Komplotan Pencuri Traktor di Ringkus Polres Trenggalek

IMG 20220520 WA0141

TRENGGALEK – Kedua pria asal Ngadiluwih Kabupaten Kediri,  diduga kuat telah melakukan tindak pidana pencurian mesin traktor (bajak sawah) dan diringkus Jajaran Satreskrim Polres Trenggalek.

Kapolres Trenggalek AKBP Dwiasi Wiyatputera, S.H., S.I.K., M.H. dalam konferensi pers yang digelar di salah satu TKP tepatnya di Kranding Kelurahan Tamanan Trenggalek mengatakan dari tangan tersangka petugas mengamankan sedikitnya sebelas mesin traktor pembajak sawah diantaranya merupakan bantuan dari pemerintah. Jumat, (20/5/2022.

“Iya benar. Alhamdulillah, Anggotanya bisa secepat mengungkap kasus ini dan tiga tersangka. Dua diantaranya berhasil diamankan yakni AS dan HR. Satu lagi LD kita tetapkan sebagai DPO dan masih kita lakukan pengejaran.” Ujar AKBP Dwiasi.

Lebih lanjut AKBP Dwiasi mengatakan, tersangka AS ditangkap di tepi jalan masuk Purwokerto Ngadiluwih Kabupaten Kediri sedangkan HR ditangkap disebuah rumah yang berada di Desa Tales Kecamatan Ngadiluwih, Kediri.

“Polres Trenggalek menerima sedikitnya empat laporan polisi terkait dengan kejadian yang sama yakni kehilangan mesin traktor (bajak sawah) pada tanggal 11, 13 April 2022. Kemudian tanggal 24 April 2022 petugas menerima laporan kejadian yang sama di dua TKP,” ungkap AKBP Dwiasi.

Kejadian tersebut terjadi di area sawah Desa Jati Kecamatan Karangan, persawahan Desa Sukorejo Kecamatan Gandusari, di sawah seputar Kranding Kelurahan Tamanan dan sawah Desa Ngetal Kecamatan Pogalan, Kabupaten Trenggalek.

Mendapati laporan tersebut, petugas kemudian melakukan olah TKP dan penyelidikan secara mendalam. Pada tanggal 24 April 2022 sekira pukul 16.00 Wib, petugas berhasil mengamankan kedua tersangka lengkap bersama barang bukti hasil kejahatan.

“Barang bukti yang diamankan langsung dipinjam pakaikan kepada para petani agar bisa digunakan untuk mengolah sawah.” Imbuhnya

Berdasarkan hasil pemeriksaan, tersangka AS berperan sebagai sebagai sopir sedangkan tersangka HR dan LD bertugas mengambil mesin traktor dengan cara mencopot baut yang mengikat mesin tractor dengan kerangka, memikul menggunakan sepotong kayu dan dimasukkan kedalam mobil. Traktor tersebut kemudian dikumpulkan kerumah AS sebelum dijual.

“Motif pelaku pencurian adalah untuk mencukupi kebutuhan hidupnya.” tambahnya

Sedang kedua tersangka diketahui merupakan residivis kambuhan. Tersangka AS pernah dihukum pada tahun 2016 dan divonis tujuh bulan dalam perkara pencurian dengan pemberatan yang dilakukan di wilayah Blitar.

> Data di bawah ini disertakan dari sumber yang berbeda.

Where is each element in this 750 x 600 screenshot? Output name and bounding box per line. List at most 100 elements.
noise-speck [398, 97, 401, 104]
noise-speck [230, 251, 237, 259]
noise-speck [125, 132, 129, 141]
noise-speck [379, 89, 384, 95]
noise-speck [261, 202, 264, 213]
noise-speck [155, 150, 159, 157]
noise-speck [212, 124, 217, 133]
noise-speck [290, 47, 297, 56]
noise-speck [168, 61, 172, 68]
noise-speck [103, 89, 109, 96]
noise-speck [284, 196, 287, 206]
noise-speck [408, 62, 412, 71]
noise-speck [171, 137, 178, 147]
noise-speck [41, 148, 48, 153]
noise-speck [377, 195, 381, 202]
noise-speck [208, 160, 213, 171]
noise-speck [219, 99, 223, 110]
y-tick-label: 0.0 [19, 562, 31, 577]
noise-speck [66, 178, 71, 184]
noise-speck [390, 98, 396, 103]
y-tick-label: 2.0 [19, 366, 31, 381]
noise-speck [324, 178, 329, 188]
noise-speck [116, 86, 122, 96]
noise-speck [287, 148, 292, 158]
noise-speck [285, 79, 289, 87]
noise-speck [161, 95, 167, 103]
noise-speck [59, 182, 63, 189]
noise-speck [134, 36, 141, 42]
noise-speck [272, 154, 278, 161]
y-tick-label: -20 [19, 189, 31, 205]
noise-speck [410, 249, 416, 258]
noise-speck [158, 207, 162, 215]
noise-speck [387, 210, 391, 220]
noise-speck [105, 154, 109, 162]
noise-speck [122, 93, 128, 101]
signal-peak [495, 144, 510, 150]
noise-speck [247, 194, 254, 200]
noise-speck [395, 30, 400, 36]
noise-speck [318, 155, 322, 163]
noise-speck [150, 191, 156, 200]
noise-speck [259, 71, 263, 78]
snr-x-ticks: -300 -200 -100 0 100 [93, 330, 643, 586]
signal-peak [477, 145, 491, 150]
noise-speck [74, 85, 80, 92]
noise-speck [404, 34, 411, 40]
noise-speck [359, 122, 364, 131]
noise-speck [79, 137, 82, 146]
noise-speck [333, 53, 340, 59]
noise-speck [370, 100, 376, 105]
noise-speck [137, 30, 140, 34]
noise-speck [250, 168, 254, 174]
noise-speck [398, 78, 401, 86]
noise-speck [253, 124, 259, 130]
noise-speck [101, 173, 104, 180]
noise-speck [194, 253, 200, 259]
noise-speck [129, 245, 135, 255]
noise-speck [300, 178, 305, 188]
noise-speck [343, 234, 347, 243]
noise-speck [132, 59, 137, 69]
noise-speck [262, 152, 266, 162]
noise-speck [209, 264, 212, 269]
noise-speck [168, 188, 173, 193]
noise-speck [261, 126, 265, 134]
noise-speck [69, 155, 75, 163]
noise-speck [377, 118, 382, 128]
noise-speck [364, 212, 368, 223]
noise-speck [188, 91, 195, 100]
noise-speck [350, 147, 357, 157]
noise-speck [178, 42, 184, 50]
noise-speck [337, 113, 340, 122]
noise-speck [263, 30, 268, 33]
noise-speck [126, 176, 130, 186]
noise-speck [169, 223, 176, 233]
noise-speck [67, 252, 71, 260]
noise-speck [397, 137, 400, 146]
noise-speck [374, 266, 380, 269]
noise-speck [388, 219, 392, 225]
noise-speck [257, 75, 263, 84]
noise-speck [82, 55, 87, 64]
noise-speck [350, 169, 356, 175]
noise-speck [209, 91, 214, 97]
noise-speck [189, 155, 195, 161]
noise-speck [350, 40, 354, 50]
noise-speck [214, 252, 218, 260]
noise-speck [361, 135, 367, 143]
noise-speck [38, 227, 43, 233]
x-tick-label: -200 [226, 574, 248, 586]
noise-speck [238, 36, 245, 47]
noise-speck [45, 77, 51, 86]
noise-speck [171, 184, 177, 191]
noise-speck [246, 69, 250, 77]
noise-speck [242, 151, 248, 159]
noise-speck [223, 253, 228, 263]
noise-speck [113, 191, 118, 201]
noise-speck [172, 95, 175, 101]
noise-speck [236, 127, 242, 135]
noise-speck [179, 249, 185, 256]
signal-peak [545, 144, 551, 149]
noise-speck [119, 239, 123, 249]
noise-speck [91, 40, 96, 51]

Sedangkan tersangka HR pernah menjalani hukuman lima bulan kurungan karena kasus KDRT di Kediri pada tahun 2014 yang lalu.

Sementara, kepada para tersangka dijerat dengan pasal, 363 ayat (1) ke 4e KUHPidana Subs Pasal 362 KUHPidana Jo Pasal 55 ayat (1) ke 1e KUHPidana Jo Pasal 65 KUHPidana tentang Pencurian dengan pemberatan yang dilakukan berulang kali dengan ancaman hukuman selama-lamanya tujuh tahun penjara.

Sadriati, Kepala Seksi Sarana Pertanian Dinas Pertanian dan Pangan Kabupaten Trenggalek yang turut hadir dalam konferensi pers tersebut menyampaikan apresiasi kepada jajaran Polres Trenggalek atas kesigapan dan kecepatannya bisa mengungkap kasus ini.

“Kita imbau agar dalam penyimpanan alat pembajak sawah lebih diperhatikan lagi agar aman dan tidak mudah diambil atau dicuri oleh orang yang tidak bertanggung jawab.” Ujarnya.

Senada, Karti salah satu korban merasa senang sekali atas terungkapnya kasus tersebut. Menurutnya, petani sangat membutuhkan mesin traktor karena saat ini sudah menghadapi musim tanam.

“Terima kasih dan apresiasi sebesar-besarnya untuk jajaran Polres Trenggalek atas ditemukanya traktor kami, ” Ucapnya.